Retak Berhamburan

blank_paper
Chapter #6

Bab 6 - Petunjuk Dari Tuhan (PoV Jingga)

Sejak kami sepakat untuk memperbaiki hubungan kami satu bulan ini, jujur saja, pikiran tentang Dewa yang memiliki wanita lain selalu menggangguku. Entah mengapa, perasaan itu begitu kuat mengendalikan ku.

Diam-diam aku memperhatikan semua gerak-gerik Dewa. Aku berusaha untuk tidak membuatnya curiga. Entah mengapa, aku memiliki keyakinan kalau suatu saat, Tuhan akan menunjukkannya kepadaku kalau memang ada wanita lain yang menyebabkan perubahan sikap Dewa kepadaku.

Tidak perlu menunggu lama, dua minggu setelah tahun baru, Tuhan memberikan petunjuk kepadaku. Kita memang tidak pernah bisa menebak bagaimana cara Tuhan untuk menunjukkan kuasa-Nya.

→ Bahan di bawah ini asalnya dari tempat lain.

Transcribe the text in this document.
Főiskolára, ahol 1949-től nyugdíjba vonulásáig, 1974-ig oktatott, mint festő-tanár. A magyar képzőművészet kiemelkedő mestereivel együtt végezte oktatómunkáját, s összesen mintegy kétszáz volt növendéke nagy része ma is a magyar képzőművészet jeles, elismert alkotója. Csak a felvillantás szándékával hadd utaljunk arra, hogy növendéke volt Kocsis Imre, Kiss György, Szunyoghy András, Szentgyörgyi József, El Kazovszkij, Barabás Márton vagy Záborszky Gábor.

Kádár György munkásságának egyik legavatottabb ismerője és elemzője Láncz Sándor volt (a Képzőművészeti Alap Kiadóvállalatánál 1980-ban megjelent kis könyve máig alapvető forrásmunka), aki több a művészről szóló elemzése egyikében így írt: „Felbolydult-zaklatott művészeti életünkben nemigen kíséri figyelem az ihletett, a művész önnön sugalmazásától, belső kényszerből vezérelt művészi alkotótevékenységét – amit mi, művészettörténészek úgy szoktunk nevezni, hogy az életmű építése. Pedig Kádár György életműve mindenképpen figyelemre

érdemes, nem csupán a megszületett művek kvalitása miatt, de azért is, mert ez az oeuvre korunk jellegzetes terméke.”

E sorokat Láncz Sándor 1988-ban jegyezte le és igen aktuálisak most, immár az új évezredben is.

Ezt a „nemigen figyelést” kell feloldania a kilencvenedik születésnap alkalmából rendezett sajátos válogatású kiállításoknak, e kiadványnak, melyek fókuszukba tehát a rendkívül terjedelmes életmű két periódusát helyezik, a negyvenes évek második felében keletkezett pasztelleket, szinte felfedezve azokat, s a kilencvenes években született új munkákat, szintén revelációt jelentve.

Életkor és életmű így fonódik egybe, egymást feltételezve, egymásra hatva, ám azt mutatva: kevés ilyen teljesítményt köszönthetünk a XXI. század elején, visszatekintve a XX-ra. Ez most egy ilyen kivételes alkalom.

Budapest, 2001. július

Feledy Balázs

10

Sore itu, Dewa meminta izin kepadaku untuk bertemu dengan temannya karena ingin membeli sepatu dengan sistem COD. Aku tidak menaruh curiga sama sekali. Tentu saja aku mengizinkannya pergi. Hanya saja, ada sedikit perasaan yang mengusikku.

Selama ini, Dewa selalu meminta aku temani atau minimal, ia akan meminta pendapatku sebelum ia membeli sesuatu. Apalagi sesuatu yang akan ia pakai, tetapi kali ini, ia membelinya sendiri. Aku berusaha untuk tidak terlalu mempermasalahkannya.

Seperti biasa, ia selalu mengecup pipiku sebelum pergi dan mengirimkan pesan ketika ia sudah sampai. Aku membalas pesannya seperti biasa. Dewa bahkan sempat bertanya apakah aku ingin dibelikan sesuatu olehnya.

Dewa pulang sekitar pukul sembilan malam dengan membawa sebuah tas belanja berisi sepasang sepatu dengan merek yang cukup terkenal, berwarna hijau. Cukup aneh. Dewa tampak sangat senang dengan sepatu itu, seakan itu adalah sepatu yang sudah ia inginkan setelah sekian lama.

“Bagus, tidak?’ tanya Dewa sambil memperlihatkan sepatu yang ia bawa kepadaku.

Dengan raut bahagia, Dewa langsung memakai sepatu itu di hadapanku.

“Bagus. Kamu memilih sendiri sepatunya?’ tanyaku sambil terus memperhatikan gerak-geriknya yang tampak hanya terpusat pada sepatu yang sedang ia kenakan. Aku berusaha tersenyum dengan semua prasangka yang muncul di kepalaku.

Dewa tidak menjawab pertanyaanku. Ia kemudian melepaskan sepatu itu dan memasukkannya kembali ke dalam kotak sepatu.

“Besok aku ada janji untuk bersepeda dengan anak-anak.” (*maksudnya dengan kelompok sepedanya)

Aku memang tidak pernah ikut Dewa bersepeda. Ia pernah mengajakku, tetapi aku tidak mungkin melalaikan tanggung jawabku kepada anak-anakku dan meninggalkan mereka dari subuh sampai pagi hari, sedangkan mereka harus bersekolah.

Akhirnya, Dewa tidak pernah lagi mengajakku. Dan aku pun memberikan kebebasan kepada Dewa untuk tetap bersepeda bersama dengan teman-temannya.

Dewa pun berjalan ke arah belakang rumahku tempat semua sepeda dan semua perlengkapannya di simpan. Ia mulai membersihkan dan memeriksa sepeda yang akan ia gunakan besok.